Andare a scuola non le piaceva, men che meno andarci di notte. Ma se qualcuno la stava prendendo in giro voleva affrontarlo.
-Juliet sei sicura che sia legale-
-ovviamente no- rispose a Michael mentre scassinava la porta principale, -e non chiamarmi Juliet. Mi chiamava così solo... Be' lasciamo perdere. Hai portato quello che ti ho chiesto?-
-s-sì- rispose lui agitando la borsa che teneva in mano.
-shhhh!- lo zittì lei.
Be', in realtà non voleva solo affrontare lo spiritoso che le inviava le email. Se voleva davvero spaventare Juliet Kane, prima sarebbe stata lei a fargli prendere un bello spavento.
-sangue finto, una mano quasi umana e ossa di pollo- ripeté Michael come fossero stati sulla lista della spesa.
-shhh!!-
E si richiese perché se lo era portato dietro.
-sai, sei davvero bella, anche qui- provò a dire Michael socchiudendo gli occhi dietro agli occhiali, mentre superavano la biblioteca e l'aula di detenzione.
Lei inarcò un sopracciglio.
Non era il suo tipo. Non era per niente il suo tipo, ma alla fine era l'unica persona disposta ad aiutarla anche nel bel mezzo della notte.
-esattamente dove stiamo andando, ehm, Ju?-
Sforzò un sorriso. -in vicepresidenza. Sarà lì.-

Controllò l'ora: le undici e cinquantacinque.
Eppure non c'era nessuno.
La vicepresidenza era vuota, spoglia di tutte le cose di sua madre.
Erano nascosti sotto la scrivania. Michael tremava e lei lo riprese un paio di volte. 
-vuoi stare fermo?-
 Le undici e cinquantotto.
-forse non verrà nemmeno- si disse socchiudendo gli occhi.
Sospirò. Era stato uno scherzo. Uno stupido scherzo, e lei ci era cascata.
-dai Michael usciamo, possiamo anche and...-
Ma non finì nemmeno la frase, che l'allarme della scuola cominciò a suonare.
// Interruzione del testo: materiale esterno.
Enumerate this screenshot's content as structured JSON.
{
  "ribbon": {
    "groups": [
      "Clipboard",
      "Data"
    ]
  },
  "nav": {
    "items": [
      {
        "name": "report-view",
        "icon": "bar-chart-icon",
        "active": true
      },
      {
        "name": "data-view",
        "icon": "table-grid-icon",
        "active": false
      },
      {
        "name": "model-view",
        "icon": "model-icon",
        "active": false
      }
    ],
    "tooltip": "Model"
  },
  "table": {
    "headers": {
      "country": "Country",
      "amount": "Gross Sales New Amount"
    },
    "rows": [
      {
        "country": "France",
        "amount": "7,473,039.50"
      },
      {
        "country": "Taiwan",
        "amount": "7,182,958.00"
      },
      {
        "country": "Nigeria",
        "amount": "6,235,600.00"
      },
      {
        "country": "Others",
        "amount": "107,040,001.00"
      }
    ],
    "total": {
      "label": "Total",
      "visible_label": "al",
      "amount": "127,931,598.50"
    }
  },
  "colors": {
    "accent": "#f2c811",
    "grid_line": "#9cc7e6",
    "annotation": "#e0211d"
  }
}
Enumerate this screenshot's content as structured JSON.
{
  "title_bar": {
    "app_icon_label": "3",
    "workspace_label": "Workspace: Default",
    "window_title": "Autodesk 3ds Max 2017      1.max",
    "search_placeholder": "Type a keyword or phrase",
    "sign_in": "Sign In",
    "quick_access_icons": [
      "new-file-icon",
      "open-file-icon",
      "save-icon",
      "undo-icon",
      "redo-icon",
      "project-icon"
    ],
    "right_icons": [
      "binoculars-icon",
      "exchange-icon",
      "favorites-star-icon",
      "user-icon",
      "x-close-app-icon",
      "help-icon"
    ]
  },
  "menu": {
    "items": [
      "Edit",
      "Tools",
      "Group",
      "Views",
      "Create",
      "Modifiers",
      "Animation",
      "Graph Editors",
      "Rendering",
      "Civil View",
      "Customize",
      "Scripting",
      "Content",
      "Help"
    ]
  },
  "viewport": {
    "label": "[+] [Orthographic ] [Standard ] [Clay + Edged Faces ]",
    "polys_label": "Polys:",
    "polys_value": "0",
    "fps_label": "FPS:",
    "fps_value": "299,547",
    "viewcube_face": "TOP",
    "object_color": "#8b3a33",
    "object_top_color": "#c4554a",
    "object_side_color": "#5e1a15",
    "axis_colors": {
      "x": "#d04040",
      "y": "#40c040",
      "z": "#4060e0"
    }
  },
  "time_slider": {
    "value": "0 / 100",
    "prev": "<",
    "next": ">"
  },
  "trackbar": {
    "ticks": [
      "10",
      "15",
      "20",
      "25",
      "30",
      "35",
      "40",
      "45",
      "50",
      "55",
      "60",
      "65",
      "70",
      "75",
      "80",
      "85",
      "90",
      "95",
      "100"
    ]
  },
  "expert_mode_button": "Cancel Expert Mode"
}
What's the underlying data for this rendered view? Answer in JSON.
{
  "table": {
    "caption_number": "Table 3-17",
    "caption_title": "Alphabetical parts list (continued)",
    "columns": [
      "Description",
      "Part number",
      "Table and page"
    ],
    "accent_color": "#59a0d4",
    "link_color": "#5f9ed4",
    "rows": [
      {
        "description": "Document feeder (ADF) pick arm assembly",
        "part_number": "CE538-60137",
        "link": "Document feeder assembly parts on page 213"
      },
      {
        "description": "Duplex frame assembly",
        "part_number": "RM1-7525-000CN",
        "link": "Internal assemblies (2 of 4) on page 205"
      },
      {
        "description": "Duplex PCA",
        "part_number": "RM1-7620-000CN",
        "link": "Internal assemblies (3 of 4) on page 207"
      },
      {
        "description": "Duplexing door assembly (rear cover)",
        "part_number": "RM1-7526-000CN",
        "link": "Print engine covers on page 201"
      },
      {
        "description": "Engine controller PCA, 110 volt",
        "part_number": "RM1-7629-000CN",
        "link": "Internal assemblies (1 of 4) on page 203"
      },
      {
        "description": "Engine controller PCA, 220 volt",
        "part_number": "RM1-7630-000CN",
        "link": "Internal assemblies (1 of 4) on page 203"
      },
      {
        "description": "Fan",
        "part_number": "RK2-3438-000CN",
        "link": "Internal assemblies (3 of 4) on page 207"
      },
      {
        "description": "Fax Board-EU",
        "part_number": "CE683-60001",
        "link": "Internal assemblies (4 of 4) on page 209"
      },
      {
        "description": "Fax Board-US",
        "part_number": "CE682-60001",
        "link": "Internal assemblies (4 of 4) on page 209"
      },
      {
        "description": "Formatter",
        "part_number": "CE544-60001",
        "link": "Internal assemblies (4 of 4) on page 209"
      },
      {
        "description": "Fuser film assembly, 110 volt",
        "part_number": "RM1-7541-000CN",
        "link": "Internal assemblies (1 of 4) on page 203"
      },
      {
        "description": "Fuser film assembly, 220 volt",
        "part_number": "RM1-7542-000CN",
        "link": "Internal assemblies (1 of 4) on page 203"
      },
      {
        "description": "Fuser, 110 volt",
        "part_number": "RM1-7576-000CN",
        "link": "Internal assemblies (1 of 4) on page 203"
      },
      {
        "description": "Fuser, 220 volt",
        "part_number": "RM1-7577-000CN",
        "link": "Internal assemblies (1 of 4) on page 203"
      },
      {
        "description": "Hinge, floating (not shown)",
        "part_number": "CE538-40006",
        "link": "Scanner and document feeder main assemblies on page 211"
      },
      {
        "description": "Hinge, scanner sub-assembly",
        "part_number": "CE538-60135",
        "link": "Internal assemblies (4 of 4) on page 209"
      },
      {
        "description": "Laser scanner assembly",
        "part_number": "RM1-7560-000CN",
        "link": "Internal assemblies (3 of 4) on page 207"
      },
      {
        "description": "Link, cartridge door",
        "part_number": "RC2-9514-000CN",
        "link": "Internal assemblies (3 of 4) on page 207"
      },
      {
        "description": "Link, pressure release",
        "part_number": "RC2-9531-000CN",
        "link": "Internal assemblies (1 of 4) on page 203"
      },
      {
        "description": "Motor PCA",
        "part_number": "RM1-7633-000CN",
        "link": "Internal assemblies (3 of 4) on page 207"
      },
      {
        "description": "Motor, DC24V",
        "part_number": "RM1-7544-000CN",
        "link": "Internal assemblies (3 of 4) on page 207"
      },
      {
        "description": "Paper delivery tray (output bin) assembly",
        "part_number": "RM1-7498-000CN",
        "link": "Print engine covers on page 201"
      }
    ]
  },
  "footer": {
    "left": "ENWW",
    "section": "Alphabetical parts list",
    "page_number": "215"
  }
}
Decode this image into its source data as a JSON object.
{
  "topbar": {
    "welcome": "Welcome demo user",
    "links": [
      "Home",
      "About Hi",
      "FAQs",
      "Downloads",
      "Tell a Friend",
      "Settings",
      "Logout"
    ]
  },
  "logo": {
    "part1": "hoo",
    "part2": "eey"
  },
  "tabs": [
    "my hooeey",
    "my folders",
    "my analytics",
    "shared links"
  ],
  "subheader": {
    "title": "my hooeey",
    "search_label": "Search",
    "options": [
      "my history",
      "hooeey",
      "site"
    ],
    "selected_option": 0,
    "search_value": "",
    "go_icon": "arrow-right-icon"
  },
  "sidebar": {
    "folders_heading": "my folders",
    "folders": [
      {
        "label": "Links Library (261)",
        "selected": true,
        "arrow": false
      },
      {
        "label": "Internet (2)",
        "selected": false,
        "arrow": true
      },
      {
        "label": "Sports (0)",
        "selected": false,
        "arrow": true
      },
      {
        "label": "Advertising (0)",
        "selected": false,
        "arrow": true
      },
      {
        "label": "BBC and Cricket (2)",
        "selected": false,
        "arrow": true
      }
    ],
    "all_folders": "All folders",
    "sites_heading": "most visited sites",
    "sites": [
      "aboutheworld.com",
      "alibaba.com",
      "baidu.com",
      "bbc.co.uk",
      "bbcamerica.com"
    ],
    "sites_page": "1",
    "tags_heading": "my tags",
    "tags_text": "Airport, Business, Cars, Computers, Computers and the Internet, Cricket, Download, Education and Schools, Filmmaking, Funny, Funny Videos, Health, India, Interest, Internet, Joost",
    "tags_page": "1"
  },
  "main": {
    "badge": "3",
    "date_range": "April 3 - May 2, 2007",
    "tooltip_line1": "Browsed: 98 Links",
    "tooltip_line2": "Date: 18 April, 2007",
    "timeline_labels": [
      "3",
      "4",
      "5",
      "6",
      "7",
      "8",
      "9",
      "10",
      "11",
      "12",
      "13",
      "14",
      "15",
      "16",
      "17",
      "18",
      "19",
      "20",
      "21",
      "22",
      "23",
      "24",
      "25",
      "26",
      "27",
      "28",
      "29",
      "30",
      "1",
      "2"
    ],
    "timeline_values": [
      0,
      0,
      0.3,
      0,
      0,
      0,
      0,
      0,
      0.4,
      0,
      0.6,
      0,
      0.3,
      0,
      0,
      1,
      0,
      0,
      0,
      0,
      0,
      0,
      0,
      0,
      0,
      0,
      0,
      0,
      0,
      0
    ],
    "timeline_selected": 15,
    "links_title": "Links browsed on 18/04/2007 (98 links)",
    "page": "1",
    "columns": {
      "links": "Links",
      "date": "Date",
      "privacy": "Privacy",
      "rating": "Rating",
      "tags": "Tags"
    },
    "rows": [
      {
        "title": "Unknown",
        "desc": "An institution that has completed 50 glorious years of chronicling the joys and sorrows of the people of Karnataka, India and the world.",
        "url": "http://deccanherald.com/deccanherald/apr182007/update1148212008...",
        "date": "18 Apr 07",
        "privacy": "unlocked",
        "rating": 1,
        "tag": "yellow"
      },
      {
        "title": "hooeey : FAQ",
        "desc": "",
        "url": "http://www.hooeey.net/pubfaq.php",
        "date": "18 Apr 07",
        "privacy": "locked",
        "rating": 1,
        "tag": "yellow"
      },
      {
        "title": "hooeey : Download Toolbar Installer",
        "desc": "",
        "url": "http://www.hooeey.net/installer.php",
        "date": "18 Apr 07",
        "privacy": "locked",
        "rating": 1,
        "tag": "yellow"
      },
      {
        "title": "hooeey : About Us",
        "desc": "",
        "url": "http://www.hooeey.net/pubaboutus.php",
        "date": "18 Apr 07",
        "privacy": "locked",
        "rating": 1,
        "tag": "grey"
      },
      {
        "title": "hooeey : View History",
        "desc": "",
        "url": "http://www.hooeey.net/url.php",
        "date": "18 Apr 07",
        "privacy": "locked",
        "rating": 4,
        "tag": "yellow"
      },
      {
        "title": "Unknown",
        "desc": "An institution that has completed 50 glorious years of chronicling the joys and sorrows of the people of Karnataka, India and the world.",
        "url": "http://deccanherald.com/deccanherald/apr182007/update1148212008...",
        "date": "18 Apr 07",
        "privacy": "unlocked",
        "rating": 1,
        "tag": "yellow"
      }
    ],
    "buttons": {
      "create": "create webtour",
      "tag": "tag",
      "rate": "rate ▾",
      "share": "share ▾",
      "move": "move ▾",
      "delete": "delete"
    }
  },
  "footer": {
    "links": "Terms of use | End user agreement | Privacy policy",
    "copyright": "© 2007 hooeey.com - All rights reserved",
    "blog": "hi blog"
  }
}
-che hai fatto?!- chiese al ragazzo.
-io non ho fatto niente-
Uscirono dal loro nascondiglio. Ju aprì la porta e...
Michael si tappò le orecchie quando lei urlò.
-c'è.. C'è una mano!- disse lei arretrando alla vista di quella che sembrava una vera mano umana, con tanto di sangue vero e ossa vere.
Accanto, un biglietto.
"le campane suonano quando i colpevoli vengono arrestati
-me"
Salve a tutti :) Questa è la mia prima storia e mi farebbe molto piacere se recensiste per darmi la vostra opinione...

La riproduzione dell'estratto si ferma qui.